Good news from Paris comes to us today in the form of Yohji Yamamoto’s new plan for revival! Last week, we witnessed the closing down of Yamamoto’s New York stores and were hoping, wishing and praying that things would turn around for the better. It looks like things are indeed looking up.
Yamamoto has announced a new management team today along with a new strategy that should keep him going strong for years to come. Shohei Otsuka, the new CEO, will take over business worldwide, while Yamamoto will continue to be creative director of all his lines; Y’s, Y-3, Y’s Mandarina and Prototype along with his daughter Limi’s line, known as Limi Feu.
The brand will be sold from stand-alone stores in Paris in hopes of flourishing in the fashion industry once again. We have an optimistic outlook on Yamamoto’s future–especially since his avant garde designs have long been coveted by fashion’s inner circle. Check out our 14 favorite ready-to-wear looks from past seasons for full proof of our prediction:
A collection of masculine tailoring and feminine shapelessness equated to “couture that could be worn on the street.”

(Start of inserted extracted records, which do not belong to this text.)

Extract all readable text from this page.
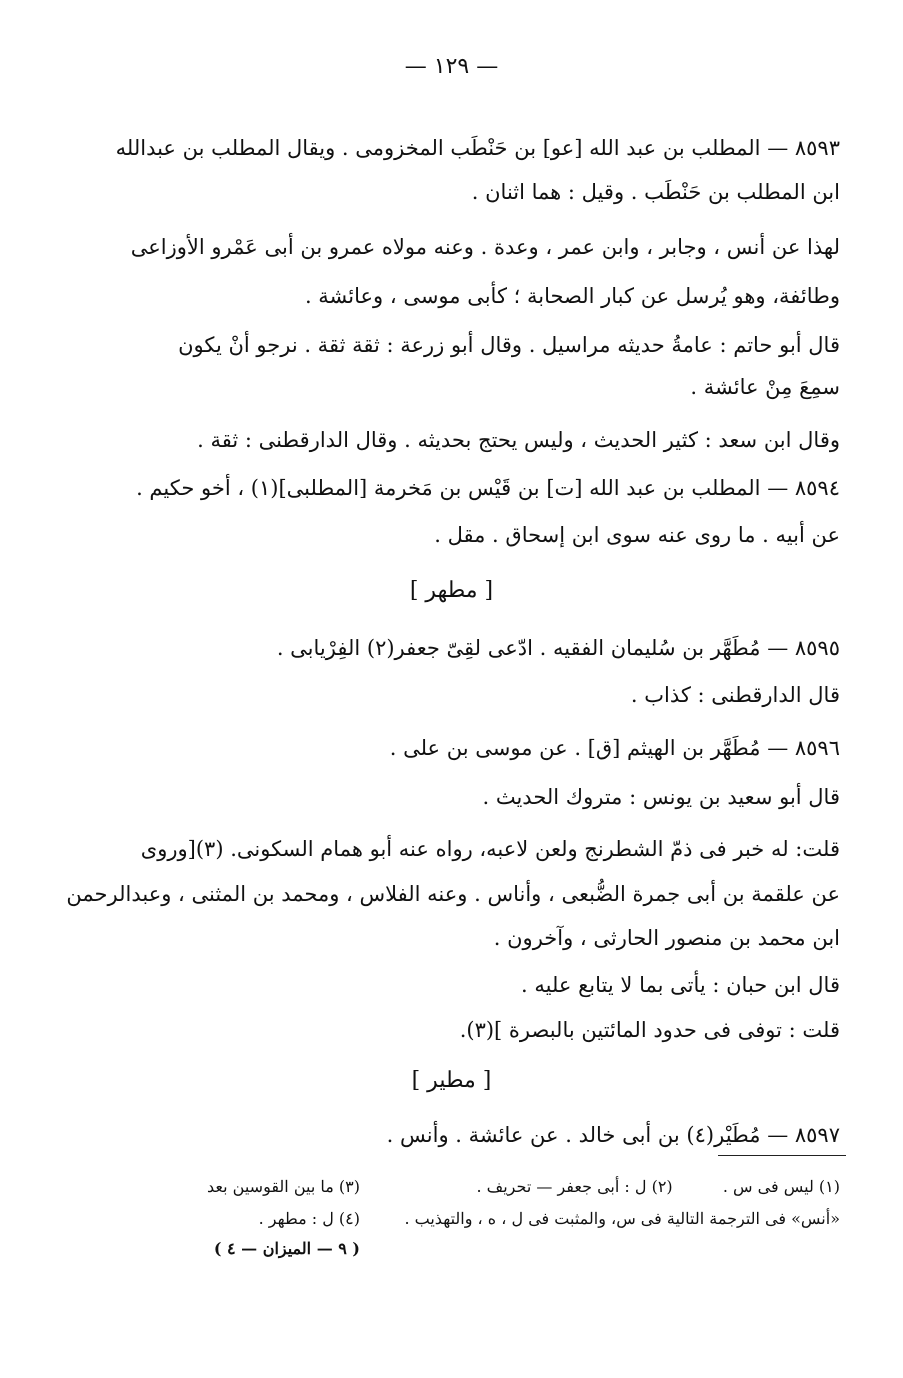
— ١٢٩ —
٨٥٩٣ — المطلب بن عبد الله [عو] بن حَنْطَب المخزومى . ويقال المطلب بن عبدالله
ابن المطلب بن حَنْطَب . وقيل : هما اثنان .
لهذا عن أنس ، وجابر ، وابن عمر ، وعدة . وعنه مولاه عمرو بن أبى عَمْرو الأوزاعى
وطائفة، وهو يُرسل عن كبار الصحابة ؛ كأبى موسى ، وعائشة .
قال أبو حاتم : عامةُ حديثه مراسيل . وقال أبو زرعة : ثقة ثقة . نرجو أنْ يكون
سمِعَ مِنْ عائشة .
وقال ابن سعد : كثير الحديث ، وليس يحتج بحديثه . وقال الدارقطنى : ثقة .
٨٥٩٤ — المطلب بن عبد الله [ت] بن قَيْس بن مَخرمة [المطلبى](١) ، أخو حكيم .
عن أبيه . ما روى عنه سوى ابن إسحاق . مقل .
[ مطهر ]
٨٥٩٥ — مُطَهَّر بن سُليمان الفقيه . ادّعى لقِىّ جعفر(٢) الفِرْيابى .
قال الدارقطنى : كذاب .
٨٥٩٦ — مُطَهَّر بن الهيثم [ق] . عن موسى بن على .
قال أبو سعيد بن يونس : متروك الحديث .
قلت: له خبر فى ذمّ الشطرنج ولعن لاعبه، رواه عنه أبو همام السكونى. (٣)[وروى
عن علقمة بن أبى جمرة الضُّبعى ، وأناس . وعنه الفلاس ، ومحمد بن المثنى ، وعبدالرحمن
ابن محمد بن منصور الحارثى ، وآخرون .
قال ابن حبان : يأتى بما لا يتابع عليه .
قلت : توفى فى حدود المائتين بالبصرة ](٣).
[ مطير ]
٨٥٩٧ — مُطَيْر(٤) بن أبى خالد . عن عائشة . وأنس .
(١) ليس فى س .  (٢) ل : أبى جعفر — تحريف .
(٣) ما بين القوسين بعد
«أنس» فى الترجمة التالية فى س، والمثبت فى ل ، ه ، والتهذيب .
(٤) ل : مطهر .
( ٩ — الميزان — ٤ )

Spring 04 proved to be ahead of the rest with a muted color palette, metal rings, and a variation of bodices flowing into fuller skirts.
Yamamoto makes a point of proving that he can do color with rocker inspired looks including printed tailcoats and tunics.
Showcased crisp white cotton and Grecian pleating inspired by the Parisian couturier Madame Gres, creating an overall spectacular collection.
Pops of fucshia, chiffon and organza details, and signature tailoring made for an overall iconic collection to be remembered.
This season’s collection was a whimsical tribute to the history of fashion executed in an oversized, exaggerated way that blew us all away.
Menswear inspired pant suits full of standout techniques that took a walk on the casual side of dressing.
More menswear that, this time, staggered on the near side of femininity with a form-fitting look and a hint of delicate floral embroidery.
A play on monograms, biker chic and hoop skirts with turning tiers that strayed slightly from his signature looks, but eventually made their way back to the Yohji Yamamoto look that we’ve grown to love.
This runway was full of drop-crotched jumpsuits, more hoop skirts and asymmetrical, poetically draped dresses that stomped down the runway in Yamamoto style.
Somewhat in line with Hermes, Yamamoto took inspiration from old French luxury goods, but still somehow managed to beat to the tune of his own drum.
This show stopper of a collection boasted irregularly shaped ivory and black pieces that were almost meditative to watch float by.
The infinite designs of a peacoat made for the ultimate recession-proof assembly line of coats with pops of red thrown in throughout the sea of traditional black.
A scaled back representation of his work that still adhered to the thoughtful Yamamoto aesthetic.